The Nio manufacturing halt disclosure has caused a prick on the current performance of its stock which slipped 7.78% in the pre-market to $34.99 at the time of writing.
Nio Production Halt May Dent Its Stellar Run
Nio has seen and recorded an impressive performance in the past two quarters per its auto production and subsequently, its delivery strides. Nio reportedly trailed a five-month growth in January after revealing it delivered as much as 7,000 units of its EV brands in December.
The record deliveries placed the company at the top of the chart of EV manufacturers in China, despite the COVID-19 induced challenges toward production and logistics.
“Against this backdrop, NIO has achieved consecutive record-highs along the way, and closed the year on a high note with remarkable December deliveries of over 7,000 vehicles,” said William Bin Li, Founder, CEO, and Chairman of Nio.
While the December figure was applaudable, Nio topped this growth, delivering a record 7,200 vehicles in January 2021, an increase of 352% in its yearly growth. Per the Jan figures, the EC6 car model which is a 5-seater premium electric coupe SUV had the highest number of deliveries with 2,845.
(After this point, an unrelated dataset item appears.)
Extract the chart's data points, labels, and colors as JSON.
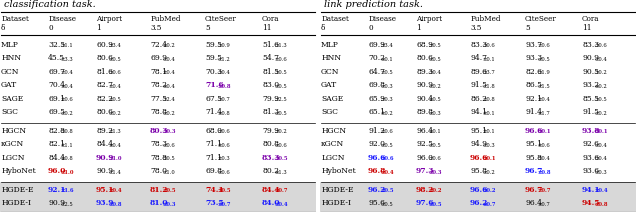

However, the current halt in production may place a dent in the performance of the company, and while the problem according to Reuters is a general one in the auto world that has also affected other industry giants including Honda Motor Co Ltd (TYO: 7267), and Volvo AB (STO: VOLV-B) amongst others, the impact for Nio if it lingers may weigh on its projected targets and fight for a good market share amidst growing competition in the EV industry.